Восемнадцатый век был временем, когда ценилась ясность выражения мысли — передышкой между напыщенным пафосом предшествующей эпохи и романтической чепухой последующей. Но стиль эпохи Просвещения, несмотря на ясность был весьма пространным: отклонение от темы, если оно было не лишено своего смысла, не считалось недостатком сочинения. И неторопливое чтение считалось одним из приятнейших способов проведения досуга. Да, что ж поделать, в 1700-х надо было как-то выживать без телика.

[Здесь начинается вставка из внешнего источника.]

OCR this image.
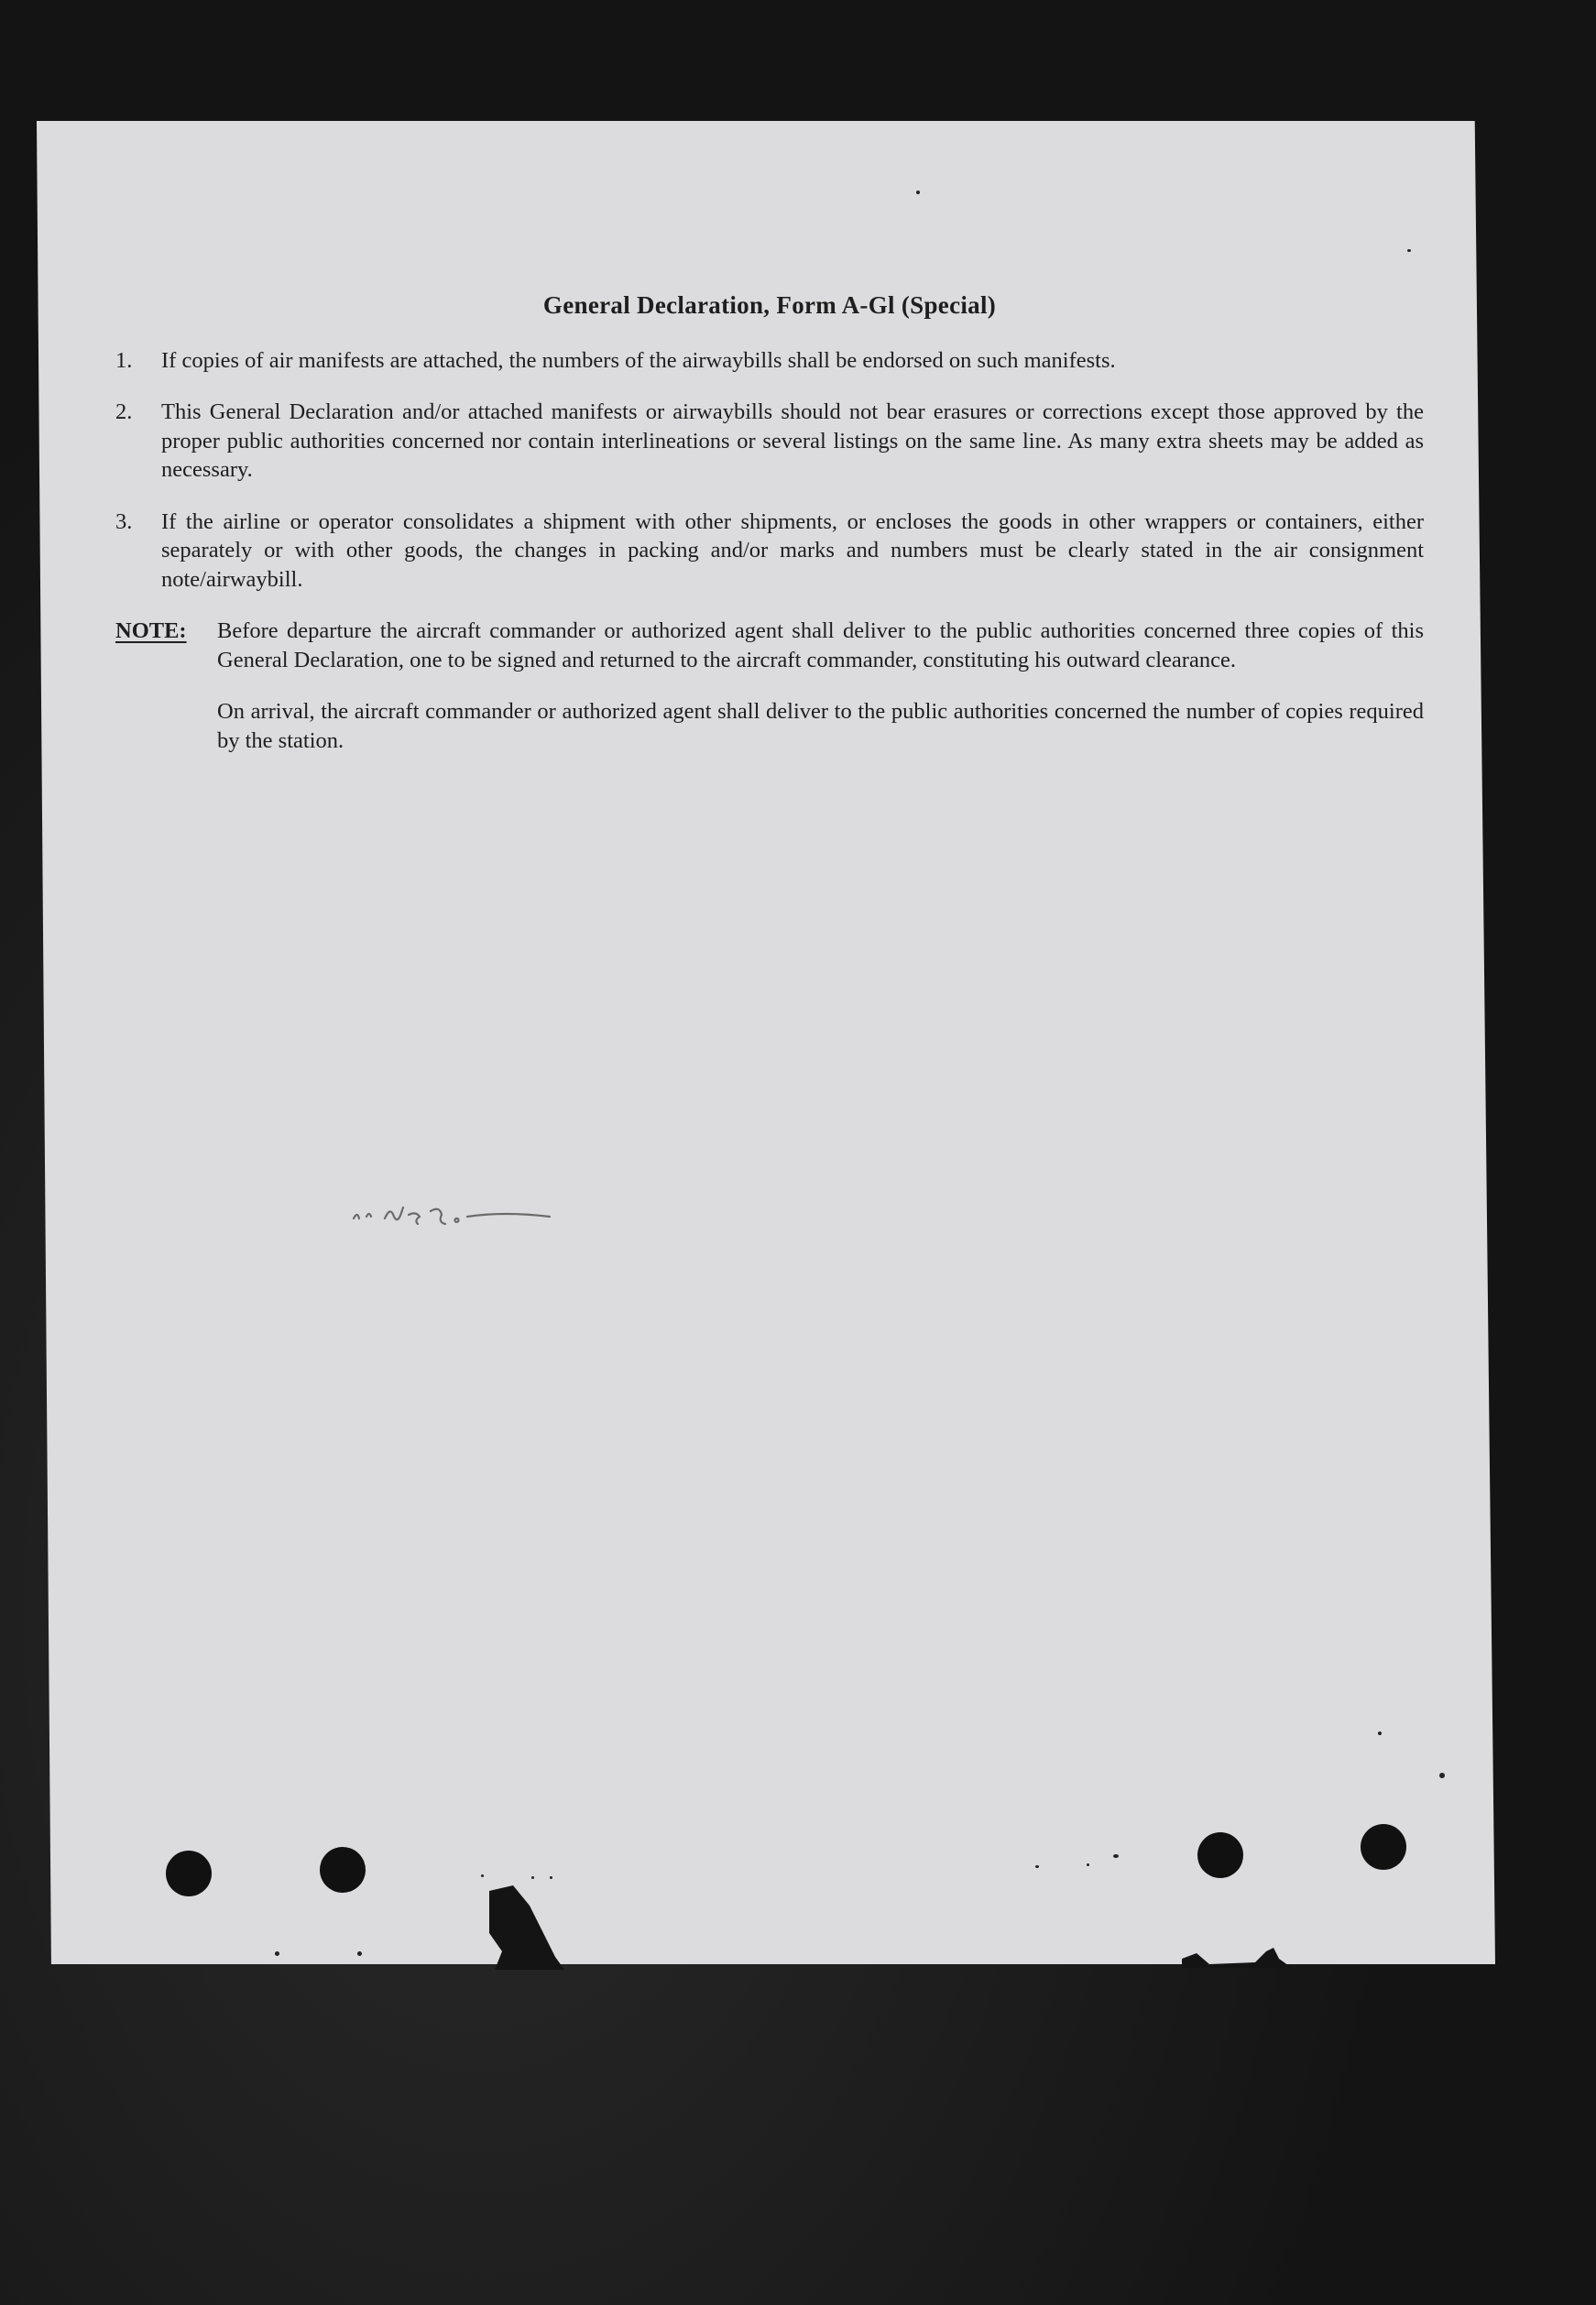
General Declaration, Form A-Gl (Special)
1.	If copies of air manifests are attached, the numbers of the airwaybills shall be endorsed on such manifests.
2.	This General Declaration and/or attached manifests or airwaybills should not bear erasures or corrections except those approved by the proper public authorities concerned nor contain interlineations or several listings on the same line. As many extra sheets may be added as necessary.
3.	If the airline or operator consolidates a shipment with other shipments, or encloses the goods in other wrappers or containers, either separately or with other goods, the changes in packing and/or marks and numbers must be clearly stated in the air consignment note/airwaybill.
NOTE:	Before departure the aircraft commander or authorized agent shall deliver to the public authorities concerned three copies of this General Declaration, one to be signed and returned to the aircraft commander, constituting his outward clearance.

On arrival, the aircraft commander or authorized agent shall deliver to the public authorities concerned the number of copies required by the station.
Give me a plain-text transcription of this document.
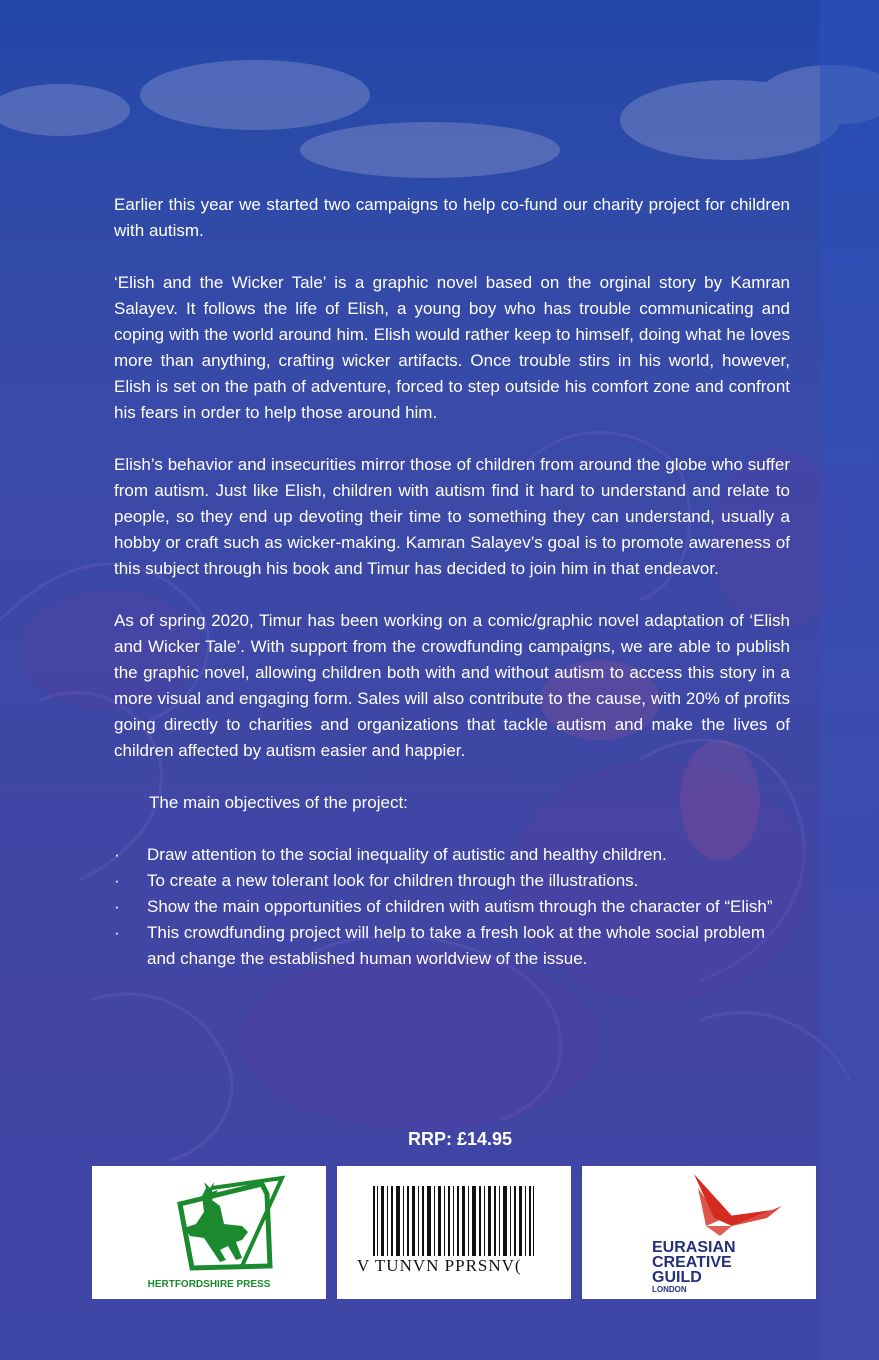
Earlier this year we started two campaigns to help co-fund our charity project for children with autism.

‘Elish and the Wicker Tale’ is a graphic novel based on the orginal story by Kamran Salayev. It follows the life of Elish, a young boy who has trouble communicating and coping with the world around him. Elish would rather keep to himself, doing what he loves more than anything, crafting wicker artifacts. Once trouble stirs in his world, however, Elish is set on the path of adventure, forced to step outside his comfort zone and confront his fears in order to help those around him.

Elish’s behavior and insecurities mirror those of children from around the globe who suffer from autism. Just like Elish, children with autism find it hard to understand and relate to people, so they end up devoting their time to something they can understand, usually a hobby or craft such as wicker-making. Kamran Salayev’s goal is to promote awareness of this subject through his book and Timur has decided to join him in that endeavor.

As of spring 2020, Timur has been working on a comic/graphic novel adaptation of ‘Elish and Wicker Tale’. With support from the crowdfunding campaigns, we are able to publish the graphic novel, allowing children both with and without autism to access this story in a more visual and engaging form. Sales will also contribute to the cause, with 20% of profits going directly to charities and organizations that tackle autism and make the lives of children affected by autism easier and happier.

The main objectives of the project:

· Draw attention to the social inequality of autistic and healthy children.
· To create a new tolerant look for children through the illustrations.
· Show the main opportunities of children with autism through the character of “Elish”
· This crowdfunding project will help to take a fresh look at the whole social problem and change the established human worldview of the issue.
RRP: £14.95
HERTFORDSHIRE PRESS
V TUNVN PPRSNV(
EURASIAN
CREATIVE
GUILD
LONDON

Эдмунд Берк, который сам мог запросто вставлять размышления любого рода в свои сочинения, в письме Адаму Смиту как-то отметил: «В некоторых местах вы рассуждаете над теми же вопросами, что и господин Локк, разве что в гораздо более пространном изложении. Как бы то ни было, я вменяю это исключительно щедрости вашего стиля выражения, который несомненно более предпочтителен, чем сухая, стерильная манера, к которой так склонны сторонники скучного педантизма».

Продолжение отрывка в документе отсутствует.